Monday, July 25, 2011

James Macken life membership speech

The speech to the ALP NSW Conference by Dr James Macken on receipt of his life membership was highlighted to me by a delegate as "the best speech of the conference".

It is a ripper and for ease I've transcribed it below (also embedded the video below).

Mr Chairman and delegates, if you think because of my voice that I'm trying to copy Neville Wran you're wrong, he's copying me.

It's a great honour to become a life member of the Labor Party, and on behalf of my fellow life members and myself I want to thank the delegates very much.  
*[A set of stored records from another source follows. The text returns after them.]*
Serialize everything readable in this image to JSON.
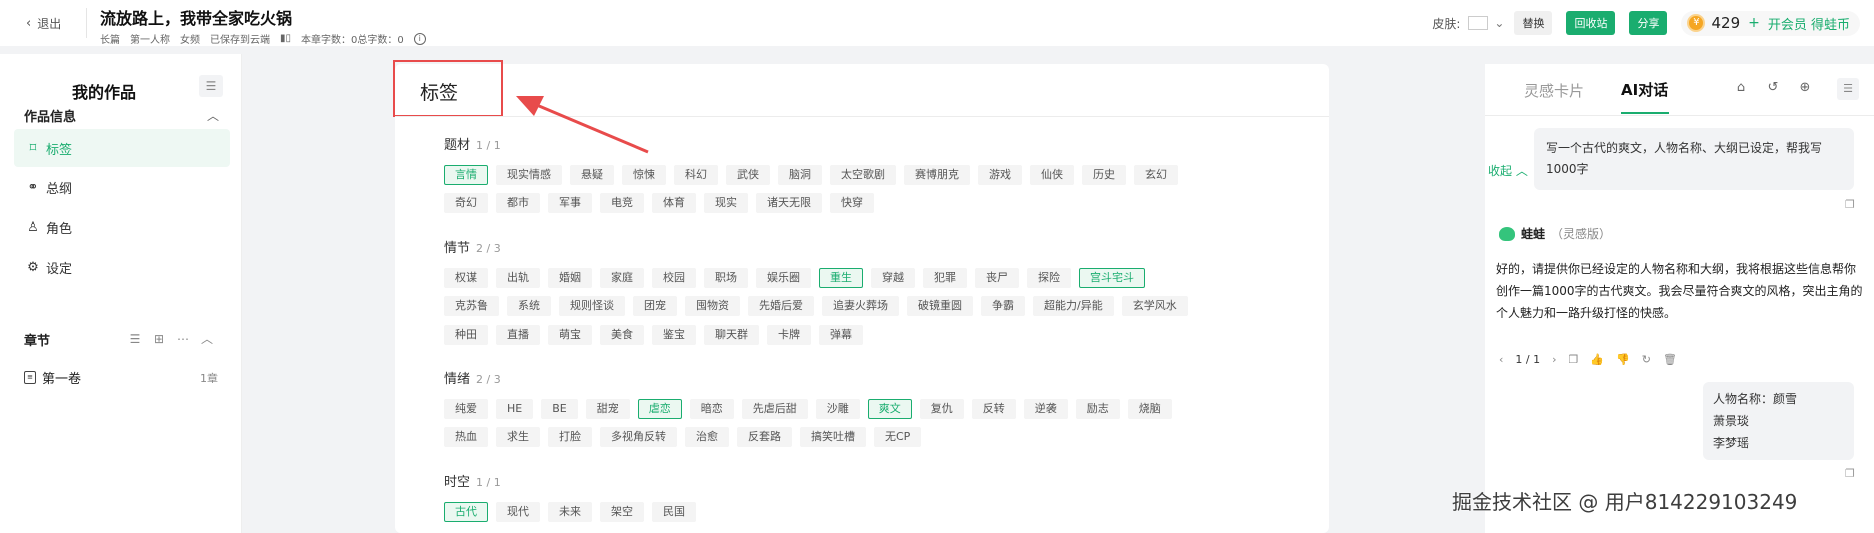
{
  "header": {
    "back_label": "退出",
    "book_title": "流放路上，我带全家吃火锅",
    "meta": [
      "长篇",
      "第一人称",
      "女频",
      "已保存到云端"
    ],
    "word_count": "本章字数：0总字数：0",
    "skin_label": "皮肤:",
    "replace_label": "替换",
    "recycle_label": "回收站",
    "share_label": "分享",
    "coin_count": "429",
    "coin_plus": "+",
    "vip_label": "开会员 得蛙币"
  },
  "sidebar": {
    "title": "我的作品",
    "info_section": "作品信息",
    "items": [
      {
        "label": "标签",
        "icon": "bookmark-icon",
        "active": true
      },
      {
        "label": "总纲",
        "icon": "outline-icon",
        "active": false
      },
      {
        "label": "角色",
        "icon": "person-icon",
        "active": false
      },
      {
        "label": "设定",
        "icon": "settings-doc-icon",
        "active": false
      }
    ],
    "chapter_section": "章节",
    "volume": {
      "label": "第一卷",
      "count": "1章"
    }
  },
  "main": {
    "title": "标签",
    "categories": [
      {
        "name": "题材",
        "count": "1 / 1",
        "rows": [
          [
            {
              "t": "言情",
              "s": true
            },
            {
              "t": "现实情感"
            },
            {
              "t": "悬疑"
            },
            {
              "t": "惊悚"
            },
            {
              "t": "科幻"
            },
            {
              "t": "武侠"
            },
            {
              "t": "脑洞"
            },
            {
              "t": "太空歌剧"
            },
            {
              "t": "赛博朋克"
            },
            {
              "t": "游戏"
            },
            {
              "t": "仙侠"
            },
            {
              "t": "历史"
            },
            {
              "t": "玄幻"
            }
          ],
          [
            {
              "t": "奇幻"
            },
            {
              "t": "都市"
            },
            {
              "t": "军事"
            },
            {
              "t": "电竞"
            },
            {
              "t": "体育"
            },
            {
              "t": "现实"
            },
            {
              "t": "诸天无限"
            },
            {
              "t": "快穿"
            }
          ]
        ]
      },
      {
        "name": "情节",
        "count": "2 / 3",
        "rows": [
          [
            {
              "t": "权谋"
            },
            {
              "t": "出轨"
            },
            {
              "t": "婚姻"
            },
            {
              "t": "家庭"
            },
            {
              "t": "校园"
            },
            {
              "t": "职场"
            },
            {
              "t": "娱乐圈"
            },
            {
              "t": "重生",
              "s": true
            },
            {
              "t": "穿越"
            },
            {
              "t": "犯罪"
            },
            {
              "t": "丧尸"
            },
            {
              "t": "探险"
            },
            {
              "t": "宫斗宅斗",
              "s": true
            }
          ],
          [
            {
              "t": "克苏鲁"
            },
            {
              "t": "系统"
            },
            {
              "t": "规则怪谈"
            },
            {
              "t": "团宠"
            },
            {
              "t": "囤物资"
            },
            {
              "t": "先婚后爱"
            },
            {
              "t": "追妻火葬场"
            },
            {
              "t": "破镜重圆"
            },
            {
              "t": "争霸"
            },
            {
              "t": "超能力/异能"
            },
            {
              "t": "玄学风水"
            }
          ],
          [
            {
              "t": "种田"
            },
            {
              "t": "直播"
            },
            {
              "t": "萌宝"
            },
            {
              "t": "美食"
            },
            {
              "t": "鉴宝"
            },
            {
              "t": "聊天群"
            },
            {
              "t": "卡牌"
            },
            {
              "t": "弹幕"
            }
          ]
        ]
      },
      {
        "name": "情绪",
        "count": "2 / 3",
        "rows": [
          [
            {
              "t": "纯爱"
            },
            {
              "t": "HE"
            },
            {
              "t": "BE"
            },
            {
              "t": "甜宠"
            },
            {
              "t": "虐恋",
              "s": true
            },
            {
              "t": "暗恋"
            },
            {
              "t": "先虐后甜"
            },
            {
              "t": "沙雕"
            },
            {
              "t": "爽文",
              "s": true
            },
            {
              "t": "复仇"
            },
            {
              "t": "反转"
            },
            {
              "t": "逆袭"
            },
            {
              "t": "励志"
            },
            {
              "t": "烧脑"
            }
          ],
          [
            {
              "t": "热血"
            },
            {
              "t": "求生"
            },
            {
              "t": "打脸"
            },
            {
              "t": "多视角反转"
            },
            {
              "t": "治愈"
            },
            {
              "t": "反套路"
            },
            {
              "t": "搞笑吐槽"
            },
            {
              "t": "无CP"
            }
          ]
        ]
      },
      {
        "name": "时空",
        "count": "1 / 1",
        "rows": [
          [
            {
              "t": "古代",
              "s": true
            },
            {
              "t": "现代"
            },
            {
              "t": "未来"
            },
            {
              "t": "架空"
            },
            {
              "t": "民国"
            }
          ]
        ]
      }
    ]
  },
  "right": {
    "tab_inspiration": "灵感卡片",
    "tab_ai": "AI对话",
    "user_msg": "写一个古代的爽文，人物名称、大纲已设定，帮我写1000字",
    "bot_name": "蛙蛙",
    "bot_version": "（灵感版）",
    "fold_label": "收起",
    "bot_reply": "好的，请提供你已经设定的人物名称和大纲，我将根据这些信息帮你创作一篇1000字的古代爽文。我会尽量符合爽文的风格，突出主角的个人魅力和一路升级打怪的快感。",
    "pager": "1 / 1",
    "user_msg2": [
      "人物名称：颜雪",
      "萧景琰",
      "李梦瑶"
    ]
  },
  "watermark": "掘金技术社区 @ 用户814229103249",
  "colors": {
    "accent": "#1aad6f",
    "highlight_box": "#e84b4b"
  }
}
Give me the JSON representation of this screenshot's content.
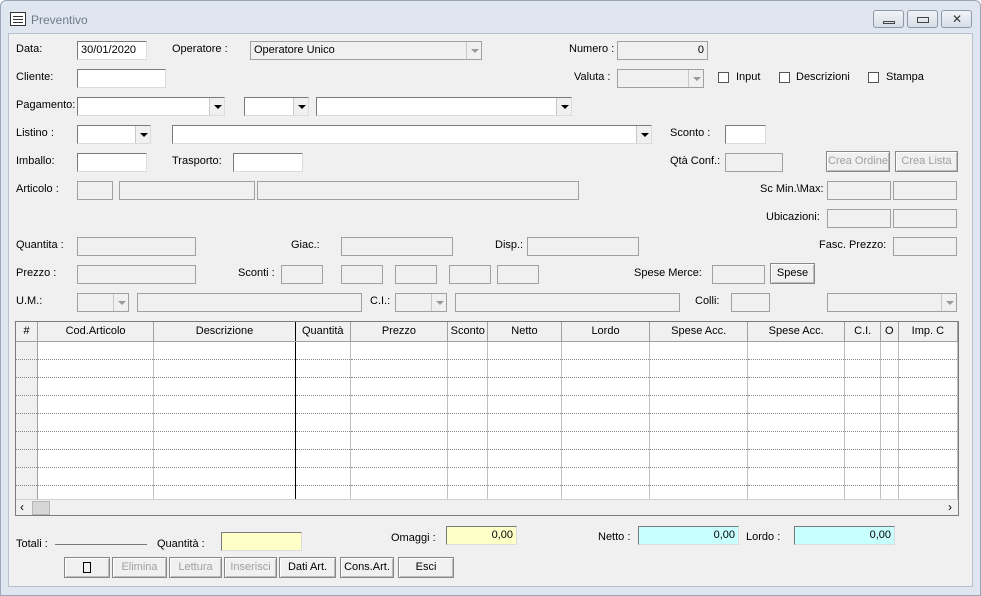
{
  "window": {
    "title": "Preventivo"
  },
  "header": {
    "data_label": "Data:",
    "data_value": "30/01/2020",
    "operatore_label": "Operatore :",
    "operatore_value": "Operatore Unico",
    "numero_label": "Numero :",
    "numero_value": "0",
    "cliente_label": "Cliente:",
    "valuta_label": "Valuta :",
    "input_label": "Input",
    "descrizioni_label": "Descrizioni",
    "stampa_label": "Stampa",
    "pagamento_label": "Pagamento:",
    "listino_label": "Listino :",
    "sconto_label": "Sconto :",
    "imballo_label": "Imballo:",
    "trasporto_label": "Trasporto:",
    "qta_conf_label": "Qtà Conf.:",
    "crea_ordine_label": "Crea Ordine",
    "crea_ordine_key": "O",
    "crea_lista_label": "Crea Lista",
    "articolo_label": "Articolo :",
    "sc_minmax_label": "Sc Min.\\Max:",
    "ubicazioni_label": "Ubicazioni:",
    "quantita_label": "Quantita :",
    "giac_label": "Giac.:",
    "disp_label": "Disp.:",
    "fasc_prezzo_label": "Fasc. Prezzo:",
    "prezzo_label": "Prezzo :",
    "sconti_label": "Sconti :",
    "spese_merce_label": "Spese Merce:",
    "spese_button": "Spese",
    "um_label": "U.M.:",
    "ci_label": "C.I.:",
    "colli_label": "Colli:"
  },
  "grid": {
    "columns": [
      "#",
      "Cod.Articolo",
      "Descrizione",
      "Quantità",
      "Prezzo",
      "Sconto",
      "Netto",
      "Lordo",
      "Spese Acc.",
      "Spese Acc.",
      "C.I.",
      "O",
      "Imp. C"
    ],
    "empty_rows": 9
  },
  "footer": {
    "totali_label": "Totali :",
    "quantita_label": "Quantità :",
    "omaggi_label": "Omaggi :",
    "omaggi_value": "0,00",
    "netto_label": "Netto :",
    "netto_value": "0,00",
    "lordo_label": "Lordo :",
    "lordo_value": "0,00"
  },
  "buttons": {
    "elimina": "Elimina",
    "lettura": "Lettura",
    "inserisci": "Inserisci",
    "dati_art": "Dati Art.",
    "cons_art": "Cons.Art.",
    "esci": "Esci"
  }
}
There are big disadvantages of being a life member. One of them is that you are very old to start with.  But the big advantage of being very old is that you have a long memory.  And in the Labor Movement I've found that a long memory is indispensable to political survival. 

My memory, my first campaign, was the Chifley campaign on bank nationalisation in 1949; a very bitter campaign.  

Now I know it is politically incorrect to say this, but I only get one chance to stand on this platform and it is today.  I still believe in bank nationalisation.

Apart from the public control of credit, which was always at the core of Labor, the other thing we had to do in the $0s and 50S, we had to sign a solemn pledge which we meant to support the socialisation of the means of production, distribution and exchange.  Well I still believe in that too.

Well, policies change, but the essential focus of the party doesn't change.  The Greens are the party of trees.  The Libs are the party of big business corporations and big institutions and foreign governments.  

But we are the party of the people.  We're a humanist party.  We are the party of the poor, the marginalised, the refugees, the unemployed, the workers, all of the poor people who've got no one else to represent them.  Essentially a party of the people, a true humanist party, and the only one in Australia.  

When we turn our back on the people and start becoming a party of developers, a party of big business and institutions, we get the train wreck we suffered at the last State election.

Well comrades, from this weekend on it's all up. New reforms are in place, tentative steps - but steps none the less - and we can look forward to the future now as the party of the people with some confidence.  

I want to thank you delegates for the great honour bestowed on me today.  I particularly want to thank the Trade Union delegates that are here today, because as a unionist they are my home and always will be my home.  My first union ticket is dated the 26th of January 1947, that was the date of the first pay I got after leaving school, and I've been union ever since.

In the Trade Union movement as you know we have some bloodthirsty fights.  They are good clean fun but they're pretty bloodthirsty fights.  But nonetheless when the pressure goes on, when the employers attack, when the living standards of the workers are under seige, there are no divisions, there are no factions, there is only a united front of the workers against those oppressors.  

Comrades, don't ever forget the unity of Labor is the hope of the world, and there are no factions on picket lines.  

Thank you all very much.

The sentiment about the pledge is fine - but it is worth remembering that the socialisation objective is still there. I've written before that the challenge for the party is to give meaning to that objective.

Macken's comments on bank nationalisation provide an example. If the goal is "government control of the provision of credit" that can be achieved by the regulation of private sector banks rather than government ownership of the one-and-only bank. It can be argued that one of the bases for Australia's ability to weather the GFC was our greater relative regulation of credit provision. Most notably the NINJA loans (no income no job no assets) that were a feature of the US crisis are illegal in Australia.

I have no quibble with unions, I just still quibble with their control of the party. They do not represent the people as eloquently defined by Macken, but at best they represent people currently employed and at worst represent their sectional interest over others. Was the campaign against Iemma and Costa really a worker campaign or was it an ETU campaign? There are unions opposed to regulating gambling despite the victims of gambling being other workers. Let alone the position of control in some unions like the shoppies.

The future of the ALP is not assured by some tiny tinkering with its structure and processes. It needs to embrace its objective and explain it.